L’interpretazione, armoniosa e carica di passione, ha travolto lo studio. La forza del dialetto e la verità emotiva del brano hanno colpito nel profondo soprattutto Clementino, che non è riuscito a trattenere la commozione, provando persino a nascondere le lacrime portandosi le mani sugli occhi. Accanto a lui, Rocco Hunt si è alzato in piedi per applaudire con trasporto e ha riconosciuto apertamente il valore di quel momento, dicendo: “Grazie al mio socio che mi ha convinto a girarci all’ultimo, altrimenti ci saremmo persi questo spettacolo”. Un commento che ha riassunto perfettamente il senso della loro scelta.

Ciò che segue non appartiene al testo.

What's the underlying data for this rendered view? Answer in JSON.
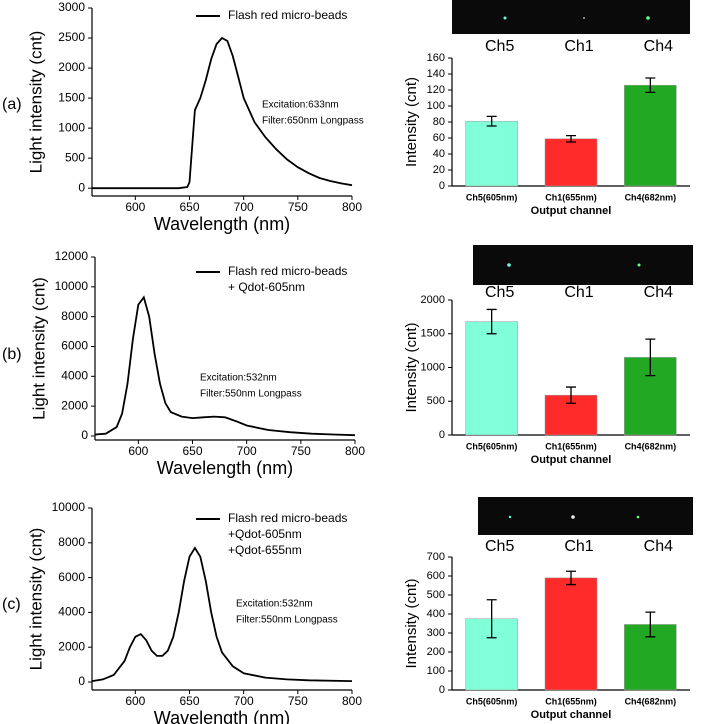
{
  "panels": [
    {
      "label": "(a)",
      "image_labels": [
        "Ch5",
        "Ch1",
        "Ch4"
      ]
    },
    {
      "label": "(b)",
      "image_labels": [
        "Ch5",
        "Ch1",
        "Ch4"
      ]
    },
    {
      "label": "(c)",
      "image_labels": [
        "Ch5",
        "Ch1",
        "Ch4"
      ]
    }
  ],
  "chart_data": [
    {
      "type": "line",
      "xlabel": "Wavelength (nm)",
      "ylabel": "Light intensity (cnt)",
      "xlim": [
        560,
        800
      ],
      "xticks": [
        600,
        650,
        700,
        750,
        800
      ],
      "ylim": [
        -130,
        3000
      ],
      "yticks": [
        0,
        500,
        1000,
        1500,
        2000,
        2500,
        3000
      ],
      "annotations": [
        "Excitation:633nm",
        "Filter:650nm Longpass"
      ],
      "x": [
        560,
        580,
        600,
        620,
        640,
        648,
        650,
        655,
        660,
        665,
        670,
        675,
        680,
        685,
        690,
        695,
        700,
        710,
        720,
        730,
        740,
        750,
        760,
        770,
        780,
        790,
        800
      ],
      "series": [
        {
          "name": "Flash red micro-beads",
          "legend_sublabels": [],
          "color": "#000000",
          "values": [
            0,
            0,
            0,
            0,
            0,
            20,
            100,
            1300,
            1500,
            1800,
            2150,
            2400,
            2500,
            2450,
            2200,
            1850,
            1500,
            1100,
            850,
            650,
            480,
            350,
            250,
            170,
            120,
            80,
            50
          ]
        }
      ]
    },
    {
      "type": "bar",
      "xlabel": "Output channel",
      "ylabel": "Intensity (cnt)",
      "categories": [
        "Ch5(605nm)",
        "Ch1(655nm)",
        "Ch4(682nm)"
      ],
      "values": [
        81,
        59,
        126
      ],
      "errors": [
        6,
        4,
        9
      ],
      "colors": [
        "#80ffd8",
        "#ff2a2a",
        "#22a822"
      ],
      "ylim": [
        0,
        160
      ],
      "yticks": [
        0,
        20,
        40,
        60,
        80,
        100,
        120,
        140,
        160
      ]
    },
    {
      "type": "line",
      "xlabel": "Wavelength (nm)",
      "ylabel": "Light intensity (cnt)",
      "xlim": [
        560,
        800
      ],
      "xticks": [
        600,
        650,
        700,
        750,
        800
      ],
      "ylim": [
        -270,
        12000
      ],
      "yticks": [
        0,
        2000,
        4000,
        6000,
        8000,
        10000,
        12000
      ],
      "annotations": [
        "Excitation:532nm",
        "Filter:550nm Longpass"
      ],
      "x": [
        560,
        570,
        580,
        585,
        590,
        595,
        600,
        605,
        610,
        615,
        620,
        625,
        630,
        640,
        650,
        660,
        670,
        680,
        690,
        700,
        720,
        740,
        760,
        780,
        800
      ],
      "series": [
        {
          "name": "Flash red micro-beads",
          "legend_sublabels": [
            "+ Qdot-605nm"
          ],
          "color": "#000000",
          "values": [
            100,
            150,
            600,
            1500,
            3500,
            6500,
            8800,
            9300,
            8000,
            5500,
            3500,
            2200,
            1600,
            1300,
            1200,
            1250,
            1300,
            1250,
            1000,
            700,
            400,
            250,
            150,
            100,
            50
          ]
        }
      ]
    },
    {
      "type": "bar",
      "xlabel": "Output channel",
      "ylabel": "Intensity (cnt)",
      "categories": [
        "Ch5(605nm)",
        "Ch1(655nm)",
        "Ch4(682nm)"
      ],
      "values": [
        1680,
        590,
        1150
      ],
      "errors": [
        180,
        120,
        270
      ],
      "colors": [
        "#80ffd8",
        "#ff2a2a",
        "#22a822"
      ],
      "ylim": [
        0,
        2000
      ],
      "yticks": [
        0,
        500,
        1000,
        1500,
        2000
      ]
    },
    {
      "type": "line",
      "xlabel": "Wavelength (nm)",
      "ylabel": "Light intensity (cnt)",
      "xlim": [
        560,
        800
      ],
      "xticks": [
        600,
        650,
        700,
        750,
        800
      ],
      "ylim": [
        -460,
        10000
      ],
      "yticks": [
        0,
        2000,
        4000,
        6000,
        8000,
        10000
      ],
      "annotations": [
        "Excitation:532nm",
        "Filter:550nm Longpass"
      ],
      "x": [
        560,
        570,
        580,
        590,
        595,
        600,
        605,
        610,
        615,
        620,
        625,
        630,
        635,
        640,
        645,
        650,
        655,
        660,
        665,
        670,
        675,
        680,
        690,
        700,
        720,
        740,
        760,
        800
      ],
      "series": [
        {
          "name": "Flash red micro-beads",
          "legend_sublabels": [
            "+Qdot-605nm",
            "+Qdot-655nm"
          ],
          "color": "#000000",
          "values": [
            50,
            150,
            400,
            1200,
            2000,
            2600,
            2750,
            2400,
            1800,
            1500,
            1500,
            1800,
            2600,
            4000,
            5800,
            7200,
            7700,
            7200,
            5800,
            4000,
            2600,
            1700,
            900,
            500,
            250,
            150,
            100,
            50
          ]
        }
      ]
    },
    {
      "type": "bar",
      "xlabel": "Output channel",
      "ylabel": "Intensity (cnt)",
      "categories": [
        "Ch5(605nm)",
        "Ch1(655nm)",
        "Ch4(682nm)"
      ],
      "values": [
        375,
        590,
        345
      ],
      "errors": [
        100,
        35,
        65
      ],
      "colors": [
        "#80ffd8",
        "#ff2a2a",
        "#22a822"
      ],
      "ylim": [
        0,
        700
      ],
      "yticks": [
        0,
        100,
        200,
        300,
        400,
        500,
        600,
        700
      ]
    }
  ]
}
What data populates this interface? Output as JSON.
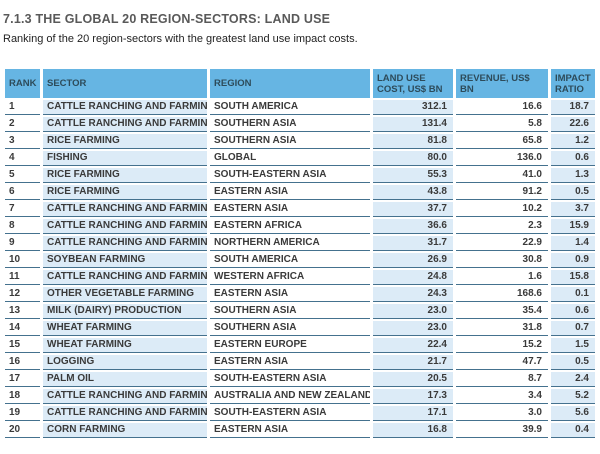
{
  "title": "7.1.3 THE GLOBAL 20 REGION-SECTORS: LAND USE",
  "subtitle": "Ranking of the 20 region-sectors with the greatest land use impact costs.",
  "colors": {
    "header_bg": "#66B5E3",
    "row_alt_bg": "#DCEBF7",
    "row_line": "#44718E",
    "title_text": "#595959",
    "header_text": "#2D4B5A",
    "body_text": "#3A3A3A"
  },
  "table": {
    "headers": [
      {
        "key": "rank",
        "label": "RANK"
      },
      {
        "key": "sector",
        "label": "SECTOR"
      },
      {
        "key": "region",
        "label": "REGION"
      },
      {
        "key": "cost",
        "label": "LAND USE COST, US$ BN"
      },
      {
        "key": "revenue",
        "label": "REVENUE, US$ BN"
      },
      {
        "key": "ratio",
        "label": "IMPACT RATIO"
      }
    ],
    "rows": [
      {
        "rank": "1",
        "sector": "CATTLE RANCHING AND FARMING",
        "region": "SOUTH AMERICA",
        "cost": "312.1",
        "revenue": "16.6",
        "ratio": "18.7"
      },
      {
        "rank": "2",
        "sector": "CATTLE RANCHING AND FARMING",
        "region": "SOUTHERN ASIA",
        "cost": "131.4",
        "revenue": "5.8",
        "ratio": "22.6"
      },
      {
        "rank": "3",
        "sector": "RICE FARMING",
        "region": "SOUTHERN ASIA",
        "cost": "81.8",
        "revenue": "65.8",
        "ratio": "1.2"
      },
      {
        "rank": "4",
        "sector": "FISHING",
        "region": "GLOBAL",
        "cost": "80.0",
        "revenue": "136.0",
        "ratio": "0.6"
      },
      {
        "rank": "5",
        "sector": "RICE FARMING",
        "region": "SOUTH-EASTERN ASIA",
        "cost": "55.3",
        "revenue": "41.0",
        "ratio": "1.3"
      },
      {
        "rank": "6",
        "sector": "RICE FARMING",
        "region": "EASTERN ASIA",
        "cost": "43.8",
        "revenue": "91.2",
        "ratio": "0.5"
      },
      {
        "rank": "7",
        "sector": "CATTLE RANCHING AND FARMING",
        "region": "EASTERN ASIA",
        "cost": "37.7",
        "revenue": "10.2",
        "ratio": "3.7"
      },
      {
        "rank": "8",
        "sector": "CATTLE RANCHING AND FARMING",
        "region": "EASTERN AFRICA",
        "cost": "36.6",
        "revenue": "2.3",
        "ratio": "15.9"
      },
      {
        "rank": "9",
        "sector": "CATTLE RANCHING AND FARMING",
        "region": "NORTHERN AMERICA",
        "cost": "31.7",
        "revenue": "22.9",
        "ratio": "1.4"
      },
      {
        "rank": "10",
        "sector": "SOYBEAN FARMING",
        "region": "SOUTH AMERICA",
        "cost": "26.9",
        "revenue": "30.8",
        "ratio": "0.9"
      },
      {
        "rank": "11",
        "sector": "CATTLE RANCHING AND FARMING",
        "region": "WESTERN AFRICA",
        "cost": "24.8",
        "revenue": "1.6",
        "ratio": "15.8"
      },
      {
        "rank": "12",
        "sector": "OTHER VEGETABLE FARMING",
        "region": "EASTERN ASIA",
        "cost": "24.3",
        "revenue": "168.6",
        "ratio": "0.1"
      },
      {
        "rank": "13",
        "sector": "MILK (DAIRY) PRODUCTION",
        "region": "SOUTHERN ASIA",
        "cost": "23.0",
        "revenue": "35.4",
        "ratio": "0.6"
      },
      {
        "rank": "14",
        "sector": "WHEAT FARMING",
        "region": "SOUTHERN ASIA",
        "cost": "23.0",
        "revenue": "31.8",
        "ratio": "0.7"
      },
      {
        "rank": "15",
        "sector": "WHEAT FARMING",
        "region": "EASTERN EUROPE",
        "cost": "22.4",
        "revenue": "15.2",
        "ratio": "1.5"
      },
      {
        "rank": "16",
        "sector": "LOGGING",
        "region": "EASTERN ASIA",
        "cost": "21.7",
        "revenue": "47.7",
        "ratio": "0.5"
      },
      {
        "rank": "17",
        "sector": "PALM OIL",
        "region": "SOUTH-EASTERN ASIA",
        "cost": "20.5",
        "revenue": "8.7",
        "ratio": "2.4"
      },
      {
        "rank": "18",
        "sector": "CATTLE RANCHING AND FARMING",
        "region": "AUSTRALIA AND NEW ZEALAND",
        "cost": "17.3",
        "revenue": "3.4",
        "ratio": "5.2"
      },
      {
        "rank": "19",
        "sector": "CATTLE RANCHING AND FARMING",
        "region": "SOUTH-EASTERN ASIA",
        "cost": "17.1",
        "revenue": "3.0",
        "ratio": "5.6"
      },
      {
        "rank": "20",
        "sector": "CORN FARMING",
        "region": "EASTERN ASIA",
        "cost": "16.8",
        "revenue": "39.9",
        "ratio": "0.4"
      }
    ]
  }
}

Anche gli altri giudici hanno dovuto ammettere di essere rimasti colpiti. Nek, con un pizzico di rammarico, ha confessato: “Ho sentito un’emozione maggiore con questo pezzo finale rispetto al primo”, riconoscendo che proprio quella seconda esecuzione ha mostrato l’anima più autentica del trio. Rocco Hunt, dal canto suo, ha voluto sottolineare quanto il dialetto possa diventare uno strumento potentissimo nella musica, soprattutto quando si tratta di trasmettere emozioni vere, ricordando implicitamente anche il valore di una lingua capace di legarsi alle radici e all’identità di chi canta.

Così, in una serata già ricca di tensione e colpi di scena, The Voice Generations ha trovato uno dei suoi momenti più forti proprio in un’esibizione costruita sull’identità, sul legame con la terra d’origine e sulla forza espressiva della tradizione. E se la corsa verso la finale del 27 marzo resta apertissima, questa blind audition ha già lasciato un segno preciso: non sempre basta la perfezione tecnica per conquistare i coach, ma quando arriva l’emozione autentica, persino chi è abituato al palco e alla gara può lasciarsi andare fino alle lacrime.